The entrance hall could have fit a tennis court. Tildascow retrieved two flashlights from her vest and took off the night vision goggles to get an honest look.
“Stay close,” she warned Lon, handing him the other flashlight.
The castle had been ransacked: Luscious, hand-carved furniture smashed beyond recognition, delicate woodwork scorched by Molotov cocktails, artwork torn from the walls. In the grand fireplace that once served as the great hall’s centerpiece, rats had made a nest from the shredded canvas of a Chiaroscuro.
Looking up, her light cast sparkling shadows off an exquisite chandelier. It was cradled by the domed ceiling that had to be fifty feet over their heads—the last untouched relic of the great hall’s former glory.
A message had been scrawled on the naked wall over the mantle.
Find a cure.
“He knew we’d come,” she said.
Ilecko reached into his bag, retrieving a quirky little shortsword that reminded Tildascow of an Anelace, a European compromise between dagger and sword. The blade was handmade and utilitarian, dented with pockmarks from hammer strikes. He deftly twirled it into a RGEO grip—reverse grip/edge out—the choice of a smarter fighter, since it allowed for either punching or stabbing.

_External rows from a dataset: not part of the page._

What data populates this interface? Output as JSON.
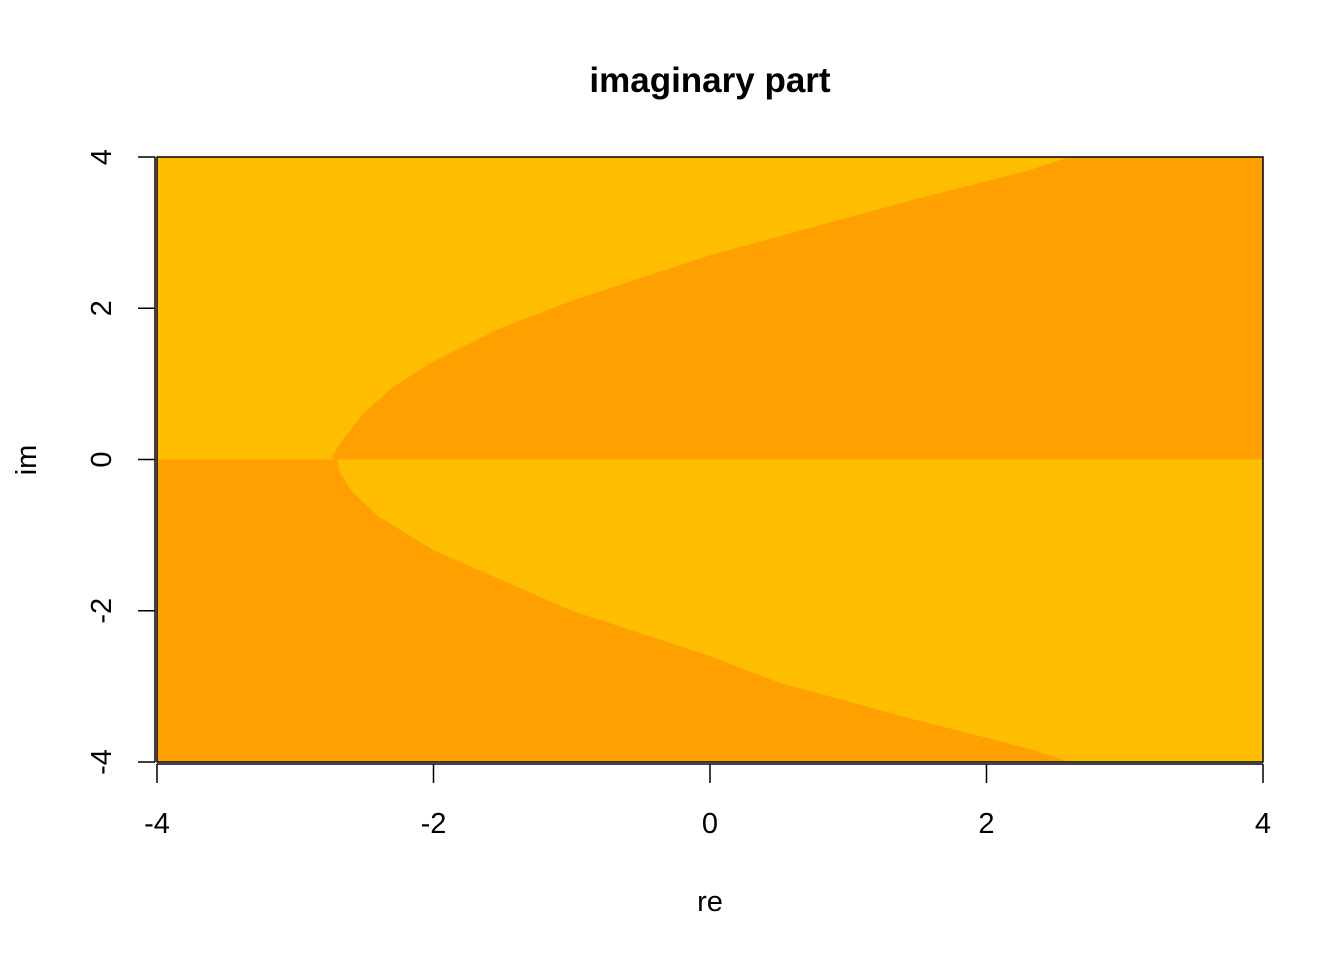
{
  "chart_data": {
    "type": "heatmap",
    "title": "imaginary part",
    "xlabel": "re",
    "ylabel": "im",
    "xlim": [
      -4,
      4
    ],
    "ylim": [
      -4,
      4
    ],
    "x_ticks": [
      -4,
      -2,
      0,
      2,
      4
    ],
    "y_ticks": [
      -4,
      -2,
      0,
      2,
      4
    ],
    "x_tick_labels": [
      "-4",
      "-2",
      "0",
      "2",
      "4"
    ],
    "y_tick_labels": [
      "-4",
      "-2",
      "0",
      "2",
      "4"
    ],
    "grid": false,
    "colors": {
      "low": "#FF9F00",
      "high": "#FFBF00"
    },
    "regions": [
      {
        "color_key": "low",
        "boundary": [
          [
            -2.73,
            0.06
          ],
          [
            -2.65,
            0.28
          ],
          [
            -2.5,
            0.62
          ],
          [
            -2.3,
            0.95
          ],
          [
            -2.0,
            1.3
          ],
          [
            -1.5,
            1.75
          ],
          [
            -1.0,
            2.1
          ],
          [
            -0.5,
            2.4
          ],
          [
            0.0,
            2.7
          ],
          [
            0.5,
            2.95
          ],
          [
            1.0,
            3.2
          ],
          [
            1.5,
            3.45
          ],
          [
            2.0,
            3.68
          ],
          [
            2.3,
            3.82
          ],
          [
            2.6,
            4.0
          ],
          [
            4.0,
            4.0
          ],
          [
            4.0,
            0.0
          ],
          [
            -2.73,
            0.0
          ]
        ]
      },
      {
        "color_key": "low",
        "boundary": [
          [
            -4.0,
            0.0
          ],
          [
            -2.69,
            0.0
          ],
          [
            -2.69,
            -0.12
          ],
          [
            -2.6,
            -0.4
          ],
          [
            -2.4,
            -0.75
          ],
          [
            -2.0,
            -1.2
          ],
          [
            -1.5,
            -1.6
          ],
          [
            -1.0,
            -2.0
          ],
          [
            -0.5,
            -2.3
          ],
          [
            0.0,
            -2.6
          ],
          [
            0.5,
            -2.95
          ],
          [
            1.0,
            -3.2
          ],
          [
            1.5,
            -3.45
          ],
          [
            2.0,
            -3.68
          ],
          [
            2.3,
            -3.82
          ],
          [
            2.6,
            -4.0
          ],
          [
            -4.0,
            -4.0
          ]
        ]
      }
    ]
  }
}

He’d forged his own weapon and understood how to use it. So sexy.
And he knew the castle. They moved toward an alcove left of the entrance hall, where he cut through cobwebs to reveal an arched entrance to a spiral staircase. They took the stairs in single file. Dead lanterns and dusty tapestries marked the walls between shafts of starlight. The air currents moaned, trapped in the spire by the windowless bowmen ports.
She felt a tingle in her left palm, a post-hypnotic reminder from her “prime” training that was triggered to her internal clock. It was time for her DARPA-prescribed pills, a cocktail of unmarked designer drugs.
She’d agreed to the meds on a long jump of faith. She didn’t know what most of them did—she didn’t even have security clearance for their names. Six months ago, they told her they’d added promoter chemicals to begin preparing her white blood cells for the implementation of nanorobotics. Someday she was going to become the Bionic Bitch.
But she had no reservations about being a test subject. She’d long lost interest in self-preservation. Even in the halfway houses, when she was teaching herself hand-to-hand, it wasn’t about self-protection. It was about doling out punishment. Or maybe justice. As long as justice meant punishment.